Bands will have time to dissect their set lists and stage show to come out of the gates far more prepared to put on a “show”, because when things start to rev up again, venues will be far more focused on the money they spend on bands, and those that come out “new & improved” will vault to top of the list. Not every band is going to be able to bank on getting their usual rotation back, the venues are going to be coming out of the Dark Ages and will be shrewdly choosing who is going to play, and how much live music they are going to have until things get back to being profitable to the point of feeling less cautious.
Those that use this time wisely are going to come out ahead be it as an individual or as part of a band.

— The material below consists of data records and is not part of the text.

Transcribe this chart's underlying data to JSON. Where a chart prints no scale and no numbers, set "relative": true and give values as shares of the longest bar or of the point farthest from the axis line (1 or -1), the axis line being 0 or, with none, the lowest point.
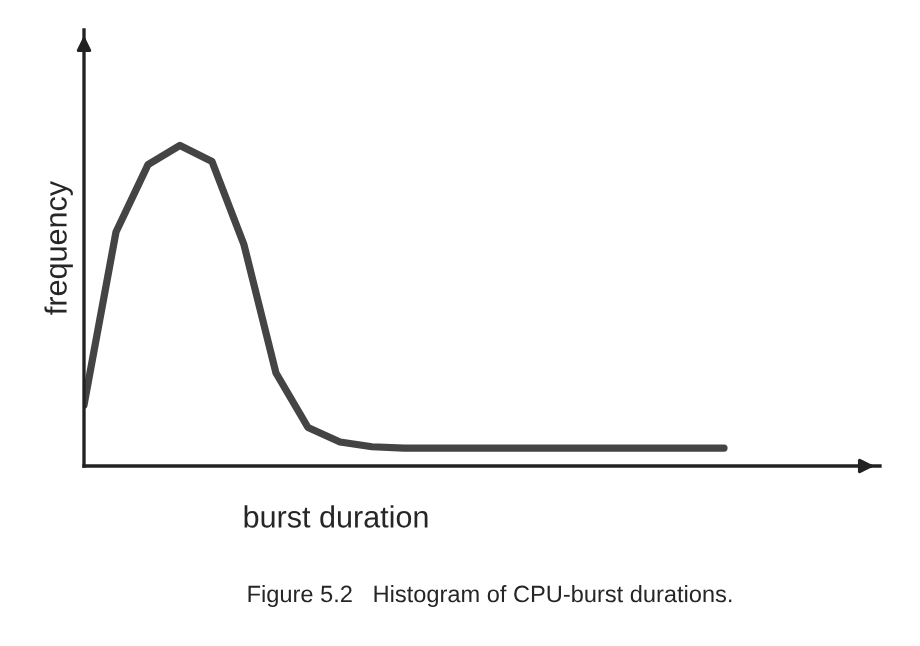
{
  "chart_data": {
    "type": "line",
    "relative": true,
    "xlabel": "burst duration",
    "ylabel": "frequency",
    "annotations": [
      "Figure 5.2   Histogram of CPU-burst durations."
    ],
    "categories": [
      null,
      null,
      null,
      null,
      null,
      null,
      null,
      null,
      null,
      null,
      null,
      null,
      null,
      null,
      null,
      null,
      null,
      null,
      null,
      null,
      null
    ],
    "series": [
      {
        "color": "#444444",
        "values": [
          0.19,
          0.73,
          0.94,
          1.0,
          0.95,
          0.69,
          0.29,
          0.12,
          0.075,
          0.06,
          0.056,
          0.056,
          0.056,
          0.056,
          0.056,
          0.056,
          0.056,
          0.056,
          0.056,
          0.056,
          0.056
        ]
      }
    ],
    "tick_labels": false,
    "marker": "none",
    "line_style": "solid"
  }
}
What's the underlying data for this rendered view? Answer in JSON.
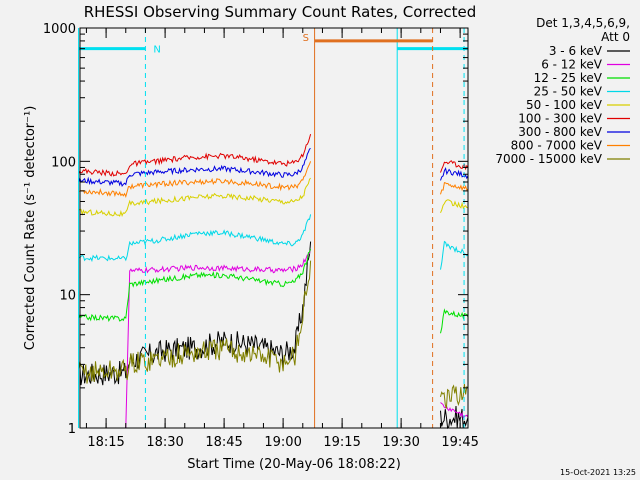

It’s a great opportunity for everyone to “up” their game and take advantage of the down time.
The sun will shine again, it’s just going to take a lot longer than what they think it is going to take.
This will instill priorities in people that they never contemplated before, be it personal hygiene, being more frugal with their money, looking out for family and friends in a way that they might have taken for granted before. This entire situation is a chance for society at every level to re-boot with a more conscientious approach to life.
Hopefully governments will look at the priority of health care in a far different way as this has pushed the entire system to the brink of collapse and with any hope – governments will be far more aware of NOT wasting tens of billions of dollars when that “rainy day” will for sure come again some day.